James Robb

Posted on Oct 24, 2021

Data types in Rust

#rust #beginners

Following on from the previous article in this series we will now take a look at the data types rust supports.

First let's define what a data type is:

In computer science and computer programming, a data type or simply type is an attribute of data which tells the compiler or interpreter how the programmer intends to use the data. [...] A data type constrains the values that an expression, such as a variable or a function, might take. This data type defines the operations that can be done on the data, the meaning of the data, and the way values of that type can be stored.

Source: Data Type Wikipedia Page

With this definition we can see that data types provide meaning to our code and allow us to set expectations of what data should come in and flow out of our applications.

There are 2 overarching categories of data types supported by Rust. These categories are scalar types and compound types. We will look at both of these categories in this article and explain what types lay within each category.

Scalar Types

A scalar type can be defined as any type that represents a single value. Rust supports four primary scalar types: integers, floating-point numbers, Booleans, and characters.

Integers

An integer represents a whole number with no fractional component. This means that 100 and -27 are integers but 123.45 and -91.2 are not.

Integer Types

The supported integer types are:

Bit Length	Signed Type	Unsigned Type
8-bit	i8	u8
16-bit	i16	u16
32-bit	i32	u32
64-bit	i64	u64
128-bit	i128	u128
arch	isize	usize

Sidenote 1:

The isize and usize types allow us to let the system decide what size our integers should be. For example if we are on a 32 bit system then an isize integer would be equivalent to an i32 whereas on a 64 bit system it would be equivalent to an i64, etc.

Signed integers hold a range from $-(2^{n-1})$ to $2^{n-1} - 1$ inclusive, where n is the bit length that variant uses. Unsigned integers on the other hand hold a range from 0 to $2^{n-1}$ .

As an example we can see the range of an i8 and u8 integer below:

Type	Lower Bound	Upper Bound
i8	-128	127
u8	0	255

It is important to be aware of these ranges because if you enter an integer that is out of range for the given type then Rust will panic as an integer overflow error will occur. The compiler tries to catch as many cases as possible for you but try to always consider which type is most suitable for the use case at hand to avoid any issues that could come up such as when working with third party data for example.

Sidenote 2:

One caveat to understand is that when Rust is compiled in release mode, it doesn't panic with an integer overflow error.

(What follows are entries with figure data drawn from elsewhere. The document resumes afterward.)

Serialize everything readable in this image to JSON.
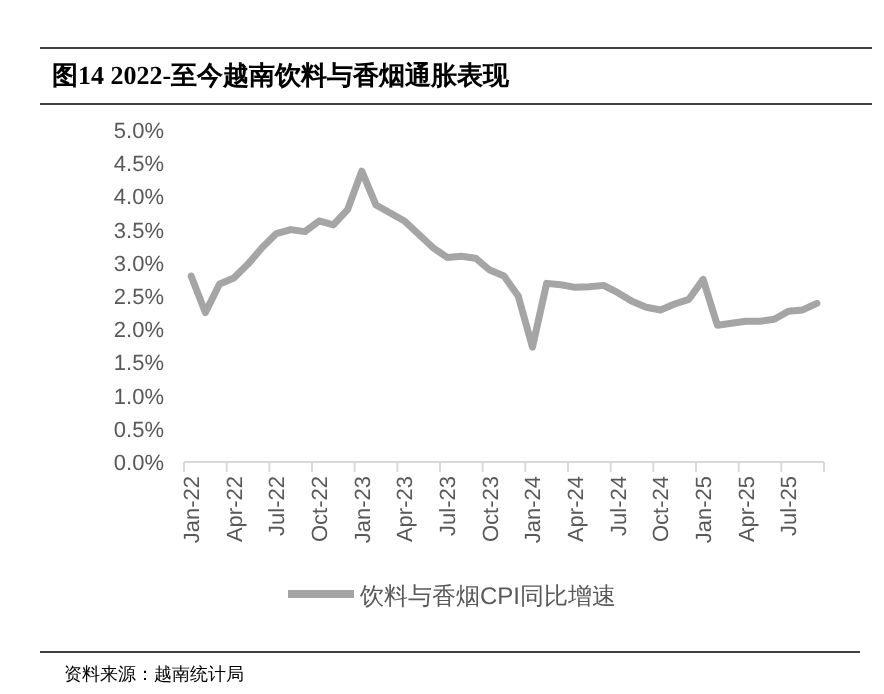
{
  "chart_data": {
    "type": "line",
    "title": "图14  2022-至今越南饮料与香烟通胀表现",
    "categories": [
      "Jan-22",
      null,
      null,
      "Apr-22",
      null,
      null,
      "Jul-22",
      null,
      null,
      "Oct-22",
      null,
      null,
      "Jan-23",
      null,
      null,
      "Apr-23",
      null,
      null,
      "Jul-23",
      null,
      null,
      "Oct-23",
      null,
      null,
      "Jan-24",
      null,
      null,
      "Apr-24",
      null,
      null,
      "Jul-24",
      null,
      null,
      "Oct-24",
      null,
      null,
      "Jan-25",
      null,
      null,
      "Apr-25",
      null,
      null,
      "Jul-25",
      null,
      null
    ],
    "series": [
      {
        "name": "饮料与香烟CPI同比增速",
        "color": "#a5a5a5",
        "values": [
          2.8,
          2.25,
          2.68,
          2.77,
          2.98,
          3.23,
          3.44,
          3.5,
          3.47,
          3.63,
          3.57,
          3.8,
          4.38,
          3.87,
          3.75,
          3.63,
          3.43,
          3.23,
          3.08,
          3.1,
          3.07,
          2.89,
          2.8,
          2.5,
          1.73,
          2.69,
          2.67,
          2.63,
          2.64,
          2.66,
          2.55,
          2.42,
          2.33,
          2.29,
          2.38,
          2.45,
          2.75,
          2.06,
          2.09,
          2.12,
          2.12,
          2.15,
          2.27,
          2.29,
          2.39
        ]
      }
    ],
    "ylim": [
      0,
      5
    ],
    "yticks": [
      {
        "value": 0,
        "label": "0.0%"
      },
      {
        "value": 0.5,
        "label": "0.5%"
      },
      {
        "value": 1,
        "label": "1.0%"
      },
      {
        "value": 1.5,
        "label": "1.5%"
      },
      {
        "value": 2,
        "label": "2.0%"
      },
      {
        "value": 2.5,
        "label": "2.5%"
      },
      {
        "value": 3,
        "label": "3.0%"
      },
      {
        "value": 3.5,
        "label": "3.5%"
      },
      {
        "value": 4,
        "label": "4.0%"
      },
      {
        "value": 4.5,
        "label": "4.5%"
      },
      {
        "value": 5,
        "label": "5.0%"
      }
    ],
    "legend": "bottom",
    "grid": false,
    "marker": "none",
    "line_style": "solid",
    "annotations": [
      "资料来源：越南统计局"
    ]
  }
}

This behaviour is described within the integer overflow documentation. In short though, instead of panicking, in release mode, Rust will opt to allow the integer overflow to occur using two’s complement wrapping.

This simply means that when a value is too high for a specific signed or unsigned integer type, it will roll forwards to the lowest possible value for that type. If however a value is too low for a specific signed or unsigned integer type then it will roll backwards to the highest possible value for that type

Example 1 (u8: 0 to 255): 256 -> 0
Example 2 (u8: 0 to 255): 257 -> 1
Example 3 (i8: -128 to 127): -129 -> 127
Example 4 (i8: -128 to 127): -130 -> 126
Example 5 (i8: -128 to 127): 130 -> -127

Please refer to the integer overflow documentation for more information on this topic.

Sidenote 3:

Rust integers have methods that can check for overflow via the checked_* functions, for example: checked_mul.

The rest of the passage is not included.